School of Civil and Environmental Engineering, Indian Institute of Technology-Mandi, Mandi, Himachal Pradesh, India.
Department of Geology, University of Delhi, Delhi, India.
Environ Sci Pollut Res Int. 2024 Sep;31(41):53767-53784. doi: 10.1007/s11356-023-28966-z. Epub 2023 Aug 11.

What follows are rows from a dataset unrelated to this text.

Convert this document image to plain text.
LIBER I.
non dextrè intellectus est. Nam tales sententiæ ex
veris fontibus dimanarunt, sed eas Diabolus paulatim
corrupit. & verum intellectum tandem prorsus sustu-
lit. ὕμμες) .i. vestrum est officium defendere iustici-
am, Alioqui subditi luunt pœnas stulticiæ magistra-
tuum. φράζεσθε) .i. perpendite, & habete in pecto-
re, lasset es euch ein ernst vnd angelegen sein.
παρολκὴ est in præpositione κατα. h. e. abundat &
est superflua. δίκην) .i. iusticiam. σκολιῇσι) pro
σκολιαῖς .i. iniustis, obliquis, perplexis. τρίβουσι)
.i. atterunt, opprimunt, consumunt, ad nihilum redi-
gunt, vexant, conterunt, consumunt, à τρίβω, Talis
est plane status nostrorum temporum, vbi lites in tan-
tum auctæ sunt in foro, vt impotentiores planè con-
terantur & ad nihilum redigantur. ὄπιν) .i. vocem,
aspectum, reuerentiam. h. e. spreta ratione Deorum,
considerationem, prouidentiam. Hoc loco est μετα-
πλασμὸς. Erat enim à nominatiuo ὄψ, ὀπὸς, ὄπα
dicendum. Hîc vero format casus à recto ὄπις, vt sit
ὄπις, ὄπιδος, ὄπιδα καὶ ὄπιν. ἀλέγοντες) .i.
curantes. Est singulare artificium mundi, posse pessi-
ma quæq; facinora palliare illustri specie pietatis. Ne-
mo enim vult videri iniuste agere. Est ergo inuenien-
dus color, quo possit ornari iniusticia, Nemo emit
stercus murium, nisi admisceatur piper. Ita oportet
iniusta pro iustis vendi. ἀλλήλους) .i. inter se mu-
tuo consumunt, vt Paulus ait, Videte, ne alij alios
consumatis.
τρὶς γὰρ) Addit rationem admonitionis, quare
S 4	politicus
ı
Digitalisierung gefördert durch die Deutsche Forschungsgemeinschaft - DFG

The Northeast part of India is experiencing an increase in infrastructure projects as well as landslides. This study aims to prepare the landslide susceptibility map of Tamenglong and Senapati districts, Manipur, India, and evaluates the state of landslide susceptibility along the Imphal-Jiribam railway corridor. Efficient statistical methods such as frequency ratio (FR), information value (IoV), weight of evidence (WoE), and weighted linear combination (WLC) were used in model preparation. A total of 322 landslide points were randomly divided into training (70%) and testing (30%) datasets. Nine causative factors were utilized for landslide susceptibility mapping (LSM). The importance of which was obtained using the information gain (IG) method. FR, IoV, WoE, and WLC were used to prepare the LSM using the training datasets and nine causative factors. Moreover, the accuracy and consistency were evaluated using AUC-ROC, precision, recall, overall accuracy (OA), balanced accuracy (BA), and F-score. The validation results showed that all methods performed well with the highest AUC and precision values of 0.913 and 0.95, respectively, for the IoV method, while the WLC method had the highest OA, BA, and F-score values of 0.808, 0.81, and 0.812, respectively. Finally, the results from LSM were used to evaluate the state of landslide susceptibility along the Imphal-Jiribam railway corridor. The results showed that 34% of the areas had high and very high susceptibility, while 40% were under less and significantly less susceptibility. The Tupul landslide area lay in medium susceptibility where the disastrous landslide occurred on 30 June 2022. Susceptibility values around the Noney and Khongsag railway station ranged from high to very high susceptibility. Thus, the study manifests the need for LSM preparation in rapidly constructing areas, which in turn will help the policymakers and planners for adopting strategies to minimize losses caused due to landslides.
印度东北部地区的基础设施项目和山体滑坡都有所增加。本研究旨在制作印度曼尼普尔邦坦萌龙和森帕蒂地区的滑坡易发性图,并评估因帕尔-哲雷姆铁路沿线的滑坡易发性状况。在模型准备过程中,使用了频率比(FR)、信息量(IoV)、证据权重(WoE)和加权线性组合(WLC)等高效统计方法。总共随机划分了 322 个滑坡点,分为训练(70%)和测试(30%)数据集。利用九个诱发因素进行滑坡易发性制图(LSM)。利用信息增益(IG)法获得了这些因素的重要性。使用 FR、IoV、WoE 和 WLC 利用训练数据集和九个诱发因素准备 LSM。此外,还使用 AUC-ROC、精度、召回率、总体精度(OA)、平衡精度(BA)和 F 值评估准确性和一致性。验证结果表明,所有方法的表现都很好,IoV 方法的 AUC 和精度最高,分别为 0.913 和 0.95,而 WLC 方法的 OA、BA 和 F 值最高,分别为 0.808、0.81 和 0.812。最后,利用 LSM 评估因帕尔-哲雷姆铁路沿线的滑坡易发性状况。结果表明,34%的地区具有高和极高的易发性,而 40%的地区处于低和显著低的易发性。图普尔滑坡区处于中等易发性,2022 年 6 月 30 日发生了灾难性滑坡。农尼和洪萨火车站周围的滑坡易发性值从高到极高。因此,该研究表明在快速建设地区需要进行 LSM 准备,这反过来将有助于决策者和规划者采取策略,以最大限度地减少滑坡造成的损失。